In provincia di Foggia, un sedicenne ha perso la vita durante una fuga da un posto di controllo. Era a bordo di un’auto guidata da un altro minorenne. “Nessuno avrebbe dovuto trovarsi in quella situazione. Nessuno avrebbe dovuto essere alla guida. Nessuno avrebbe dovuto fuggire. Eppure è accaduto”, osserva Feltri, indicando nella scelta di ignorare l’alt il punto di partenza della tragedia.
Pochi giorni dopo, a Ostia, un’altra fuga si è trasformata in un pericolo per persone estranee ai fatti. Due ragazzine che si trovavano sul marciapiede sono state investite e hanno rischiato di pagare per l’irresponsabilità altrui. “La loro unica fortuna è stata quella di sopravvivere”, afferma Feltri, richiamando l’attenzione sulle vittime innocenti di comportamenti che non possono essere liquidati come errori o imprudenze.

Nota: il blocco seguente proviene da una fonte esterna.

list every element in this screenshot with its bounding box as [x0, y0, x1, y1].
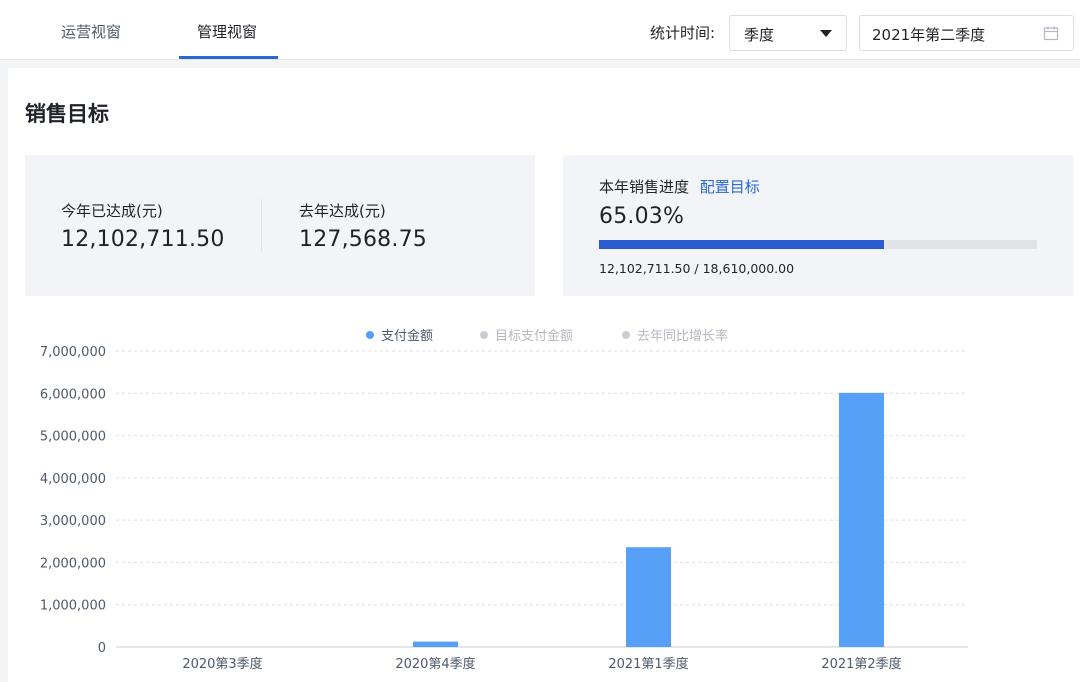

Forze dell’ordine, l’alt non è un’opzione

Nel ragionamento di Vittorio Feltri, il problema non riguarda soltanto i singoli episodi, ma una più ampia insofferenza verso l’autorità. “Io vedo un filo rosso che lega questi episodi. Vedo una crescente insofferenza verso l’autorità, verso le regole, verso qualunque forma di limite. Vedo giovani e meno giovani convinti che fermarsi a un controllo sia un’opzione e non un obbligo”.
È qui che il discorso diventa politico e culturale. Per Feltri, le strade non possono trasformarsi in piste di fuga, né può passare l’idea che chi scappa da un controllo abbia sempre una giustificazione morale o sociale. La responsabilità primaria, sostiene, resta in capo a chi decide di non fermarsi.
Il riferimento alla morte di Ramy Elgaml a Milano entra in questo quadro. Secondo Feltri, dopo quel caso si sarebbe diffusa una narrazione pericolosa, nella quale il problema non sarebbe chi fugge, ma chi insegue; non chi viola la legge, ma chi tenta di farla rispettare. “È un ribaltamento morale che considero pericolosissimo”, dice.
La frase più netta arriva subito dopo: “Se un agente intima l’alt, il cittadino si ferma. Punto. Questa è la regola. Questa è la base della convivenza civile”. Per Feltri, mettere sotto accusa le forze dell’ordine per il solo fatto di aver tentato di fermare qualcuno rischia di produrre un messaggio devastante: chi fugge può sentirsi assolto in partenza, mentre la responsabilità viene spostata su chi indossa una divisa.
Naturalmente, precisa il ragionamento, ogni intervento deve rispettare procedure e proporzionalità. Ma questo non cambia il principio di fondo: davanti all’alt della polizia, dei carabinieri o di qualunque forza legittimata a svolgere un controllo, ci si ferma.

Pene più severe e una cultura diversa della legalità

Per Vittorio Feltri, la risposta non può limitarsi alla cronaca dei singoli casi. Servono pene certe e severe per chi fugge dai controlli, soprattutto quando dalla fuga derivano morti, feriti o danni gravissimi. La certezza della sanzione, però, non basta se non viene accompagnata da un cambio culturale.
“Dobbiamo smettere di raccontare la legalità come una forma di oppressione e l’autorità come un abuso. Lo Stato non è il nemico”. Il passaggio sintetizza la posizione di Feltri, che invita a distinguere tra il necessario controllo sulle procedure e la delegittimazione sistematica delle divise.
Il carabiniere, il poliziotto, l’agente che ferma un veicolo non rappresentano un ostacolo alla libertà del cittadino, ma l’esercizio concreto di una funzione pubblica. Per questo, secondo Feltri, il vero nodo è l’idea sempre più diffusa che le regole valgano per gli altri e possano essere aggirate quando diventano scomode.
“Il carabiniere non è il nemico. Il poliziotto non è il nemico. Il nemico è l’idea che le regole valgano sempre per gli altri”. È da questa convinzione, conclude il ragionamento, che nascono tragedie come quelle avvenute negli ultimi giorni. La legalità non può essere trattata come un’imposizione occasionale, né il rispetto dell’alt può dipendere dalla convenienza del momento. Quando una pattuglia ordina di fermarsi, fermarsi non è una scelta: è un dovere.